Переступаю порог и останавливаюсь, поражённый. В главной комнате накрыт стол – и какой! Жареная дичь, свежий хлеб, медовуха в расписных кувшинах, даже заморские фрукты, которые привозят сюда крайне редко. Так Мирон встречает только самых важных гостей.
– Ты ждал кого-то кроме меня? – спрашиваю прямо, не трогаясь с места.
– Только тебя, Артай, только тебя, – отвечает староста, подталкивая меня к столу. – Разве нельзя порадовать старого друга после долгого дня работы?
В комнате появляется Василиса, дочь Мирона – статная девушка с русой косой до пояса. Она несёт ещё один поднос с едой и, заметив меня, улыбается так, как никогда раньше не улыбалась.
– Артай! – в её голосе звенит радость. – Как хорошо, что ты пришёл. Я пироги испекла.
Она ставит поднос на стол и отступает, но не уходит, как обычно делала в моём присутствии. Вместо этого она остаётся рядом, смотрит на меня с каким-то новым интересом. Вся эта картина кажется неправильной, фальшивой.
– Что происходит, Мирон? – спрашиваю я, не пытаясь скрыть подозрения. – Почему такие почести сегодня?
Староста и его дочь обмениваются взглядами, и Мирон наконец-то решает играть в открытую.
– Присядь сначала, выпей, – он указывает на лавку у стола. – Новости у нас сегодня хорошие.
Сажусь, но к еде не притрагиваюсь.
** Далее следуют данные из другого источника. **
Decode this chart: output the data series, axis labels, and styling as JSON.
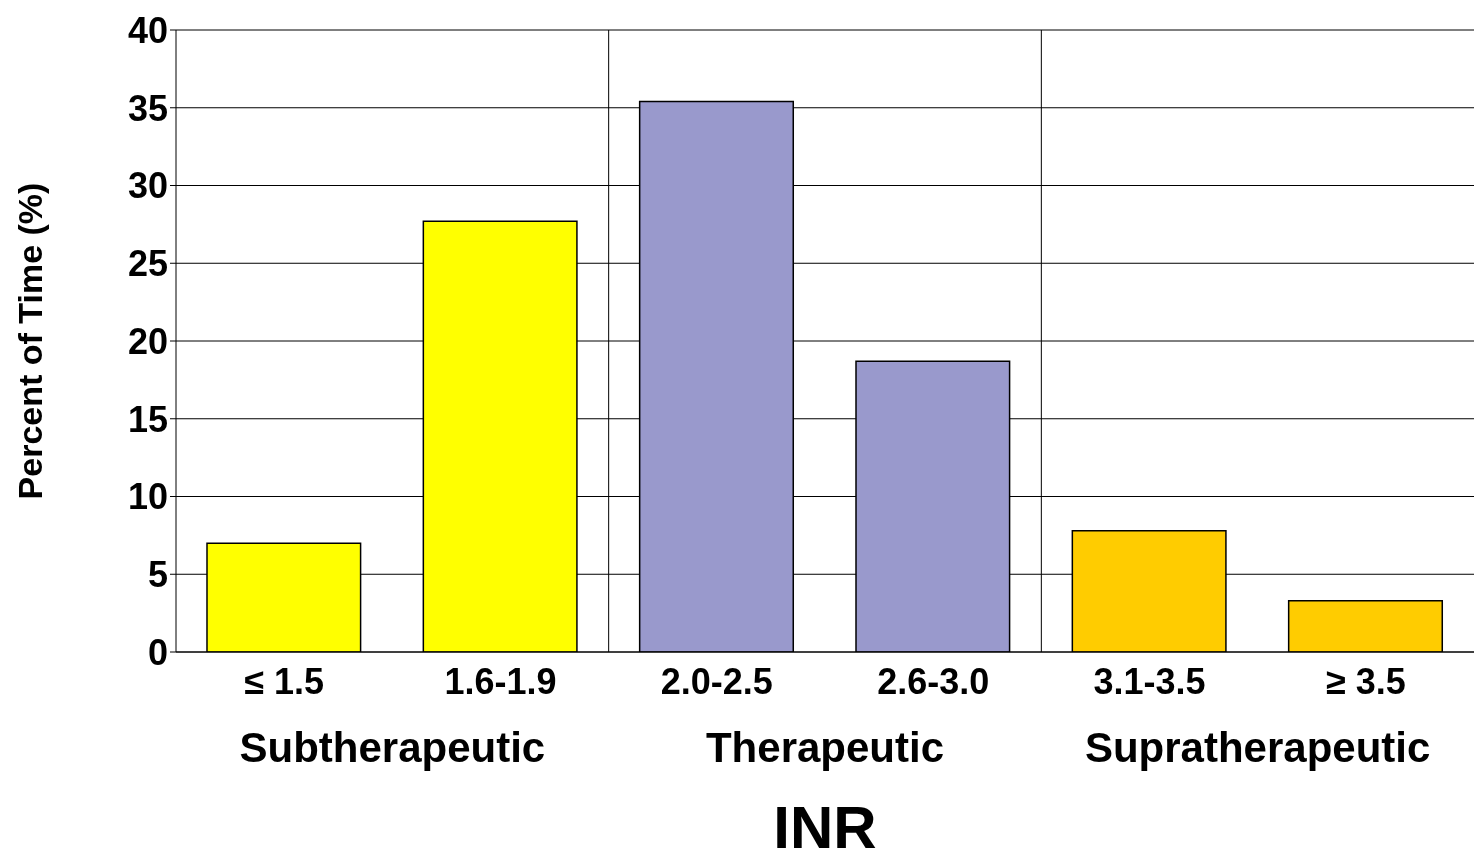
{
  "chart_data": {
    "type": "bar",
    "xlabel": "INR",
    "ylabel": "Percent of Time (%)",
    "categories": [
      "≤ 1.5",
      "1.6-1.9",
      "2.0-2.5",
      "2.6-3.0",
      "3.1-3.5",
      "≥ 3.5"
    ],
    "values": [
      7.0,
      27.7,
      35.4,
      18.7,
      7.8,
      3.3
    ],
    "colors": [
      "#ffff00",
      "#ffff00",
      "#9999cc",
      "#9999cc",
      "#ffcc00",
      "#ffcc00"
    ],
    "ylim": [
      0,
      40
    ],
    "yticks": [
      0,
      5,
      10,
      15,
      20,
      25,
      30,
      35,
      40
    ],
    "grid": "y",
    "legend": false,
    "annotations": [
      "Subtherapeutic",
      "Therapeutic",
      "Supratherapeutic"
    ]
  }
}
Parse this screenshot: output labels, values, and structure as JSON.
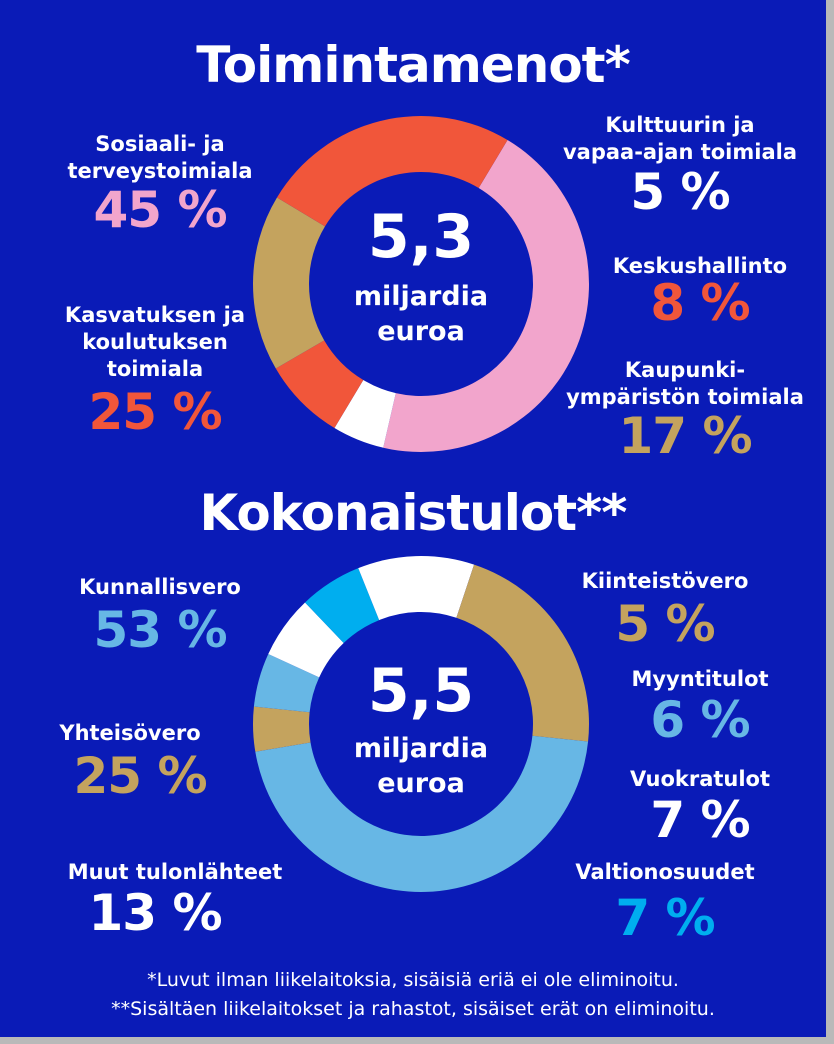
{
  "colors": {
    "background": "#0a1bb7",
    "pink": "#f2a5cc",
    "orange": "#f1563a",
    "tan": "#c4a35e",
    "light_blue": "#67b7e5",
    "cyan": "#00aeef",
    "white": "#ffffff"
  },
  "chart_data": [
    {
      "type": "pie",
      "title": "Toimintamenot*",
      "center": {
        "value": "5,3",
        "line1": "miljardia",
        "line2": "euroa"
      },
      "slices": [
        {
          "label_lines": [
            "Sosiaali- ja",
            "terveystoimiala"
          ],
          "pct_text": "45 %",
          "value": 45,
          "color": "#f2a5cc"
        },
        {
          "label_lines": [
            "Kulttuurin ja",
            "vapaa-ajan toimiala"
          ],
          "pct_text": "5 %",
          "value": 5,
          "color": "#ffffff"
        },
        {
          "label_lines": [
            "Keskushallinto"
          ],
          "pct_text": "8 %",
          "value": 8,
          "color": "#f1563a"
        },
        {
          "label_lines": [
            "Kaupunki-",
            "ympäristön toimiala"
          ],
          "pct_text": "17 %",
          "value": 17,
          "color": "#c4a35e"
        },
        {
          "label_lines": [
            "Kasvatuksen ja",
            "koulutuksen",
            "toimiala"
          ],
          "pct_text": "25 %",
          "value": 25,
          "color": "#f1563a"
        }
      ]
    },
    {
      "type": "pie",
      "title": "Kokonaistulot**",
      "center": {
        "value": "5,5",
        "line1": "miljardia",
        "line2": "euroa"
      },
      "slices": [
        {
          "label_lines": [
            "Kunnallisvero"
          ],
          "pct_text": "53 %",
          "value": 53,
          "color": "#67b7e5"
        },
        {
          "label_lines": [
            "Kiinteistövero"
          ],
          "pct_text": "5 %",
          "value": 5,
          "color": "#c4a35e"
        },
        {
          "label_lines": [
            "Myyntitulot"
          ],
          "pct_text": "6 %",
          "value": 6,
          "color": "#67b7e5"
        },
        {
          "label_lines": [
            "Vuokratulot"
          ],
          "pct_text": "7 %",
          "value": 7,
          "color": "#ffffff"
        },
        {
          "label_lines": [
            "Valtionosuudet"
          ],
          "pct_text": "7 %",
          "value": 7,
          "color": "#00aeef"
        },
        {
          "label_lines": [
            "Muut tulonlähteet"
          ],
          "pct_text": "13 %",
          "value": 13,
          "color": "#ffffff"
        },
        {
          "label_lines": [
            "Yhteisövero"
          ],
          "pct_text": "25 %",
          "value": 25,
          "color": "#c4a35e"
        }
      ]
    }
  ],
  "footnotes": [
    "*Luvut ilman liikelaitoksia, sisäisiä eriä ei ole eliminoitu.",
    "**Sisältäen liikelaitokset ja rahastot, sisäiset erät on eliminoitu."
  ]
}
Что-то подсказывает мне, что аппетит вскоре пропадёт. Мирон наливает медовуху в резной кубок и ставит передо мной.
– У нас гостья, – произносит он, наконец. – Городская девушка. Сама пришла, представляешь? Прямо перед Купалой.
По моему телу пробегает холодок.
Девчонка из леса. Та самая, которую я спас от русалки. Значит, она не послушалась предупреждения.
– Художница, – продолжает Мирон, не замечая моей реакции. – Говорит, что сны её привели. И знаешь что? Я ей верю! Это знак, Артай. Сами боги её послали!